Mr. Burns, a post-electric play - Anne Washburn

In the aftermath of a nuclear apocalypse, can memories of The Simpsons pull people together?

My lady and I saw this play performed last night and now I shall seek out the book so I can better process and pick apart what we witnessed.

The first act of the play takes place just after the apocalypse. There is no electricity and a small group of survivors amuses themselves by reminiscing about the Cape Fear episode of the Simpsons. A stranger shows up and is eventually accepted into their group. This was by far the best act of the play. It was really intense and made me forget I just shelled out $50.

The second act takes place seven years after the first. The effects of the apocalypse are still being felt. Travelling groups of actors perform episodes of the Simpsons in front of live audiences, painstakingly reconstructing the episodes from people's vague memories. This act wasn't as good as the first but I still dug it once I pieced together what was going on.

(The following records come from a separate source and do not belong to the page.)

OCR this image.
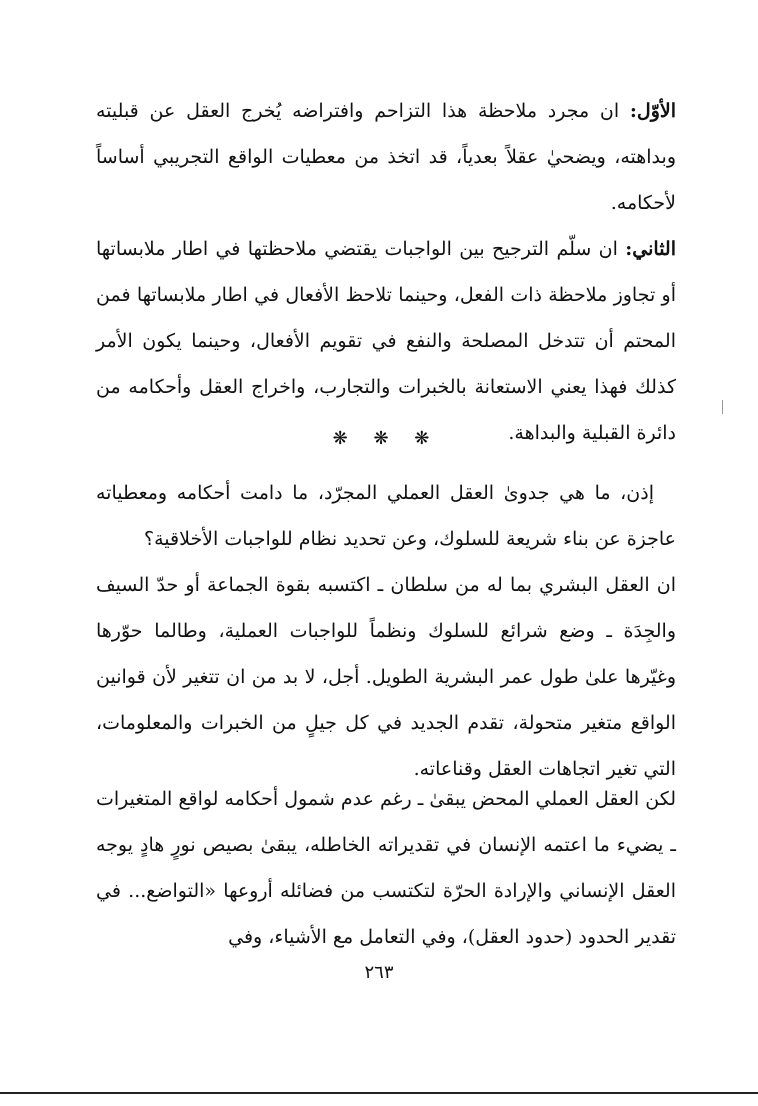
الأوّل: ان مجرد ملاحظة هذا التزاحم وافتراضه يُخرج العقل عن قبليته وبداهته، ويضحيٰ عقلاً بعدياً، قد اتخذ من معطيات الواقع التجريبي أساساً لأحكامه.

الثاني: ان سلّم الترجيح بين الواجبات يقتضي ملاحظتها في اطار ملابساتها أو تجاوز ملاحظة ذات الفعل، وحينما تلاحظ الأفعال في اطار ملابساتها فمن المحتم أن تتدخل المصلحة والنفع في تقويم الأفعال، وحينما يكون الأمر كذلك فهذا يعني الاستعانة بالخبرات والتجارب، واخراج العقل وأحكامه من دائرة القبلية والبداهة.

❋ ❋ ❋

إذن، ما هي جدوىٰ العقل العملي المجرّد، ما دامت أحكامه ومعطياته عاجزة عن بناء شريعة للسلوك، وعن تحديد نظام للواجبات الأخلاقية؟

ان العقل البشري بما له من سلطان ـ اكتسبه بقوة الجماعة أو حدّ السيف والجِدَة ـ وضع شرائع للسلوك ونظماً للواجبات العملية، وطالما حوّرها وغيّرها علىٰ طول عمر البشرية الطويل. أجل، لا بد من ان تتغير لأن قوانين الواقع متغير متحولة، تقدم الجديد في كل جيلٍ من الخبرات والمعلومات، التي تغير اتجاهات العقل وقناعاته.

لكن العقل العملي المحض يبقىٰ ـ رغم عدم شمول أحكامه لواقع المتغيرات ـ يضيء ما اعتمه الإنسان في تقديراته الخاطله، يبقىٰ بصيص نورٍ هادٍ يوجه العقل الإنساني والإرادة الحرّة لتكتسب من فضائله أروعها «التواضع... في تقدير الحدود (حدود العقل)، وفي التعامل مع الأشياء، وفي

٢٦٣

The third act takes place 75 years after the second. I suspect it is supposed to show how the Cape Fear episode of the Simpsons mutated after being retold for almost a century but I kept thinking about Robert Chambers' The King in Yellow. It was so bizarre I hoped I remembered how to drive when the act was over. I looked at my gf a few times and mouthed "This is so fucked up." Mr. Burns and Itchy and Scratchy terrorize the Simpsons on a houseboat. When a bosomy woman playing Lisa Simpsons gets groped by a demonic Mr. Burns, you don't easily forget it.

So, yeah, if Mr. Burns comes to your town, I recommend seeing it for the WTF factor of the third act alone. It wasn't my favorite play but it's definitely etched into my brain. 3.5 out of 5 stars.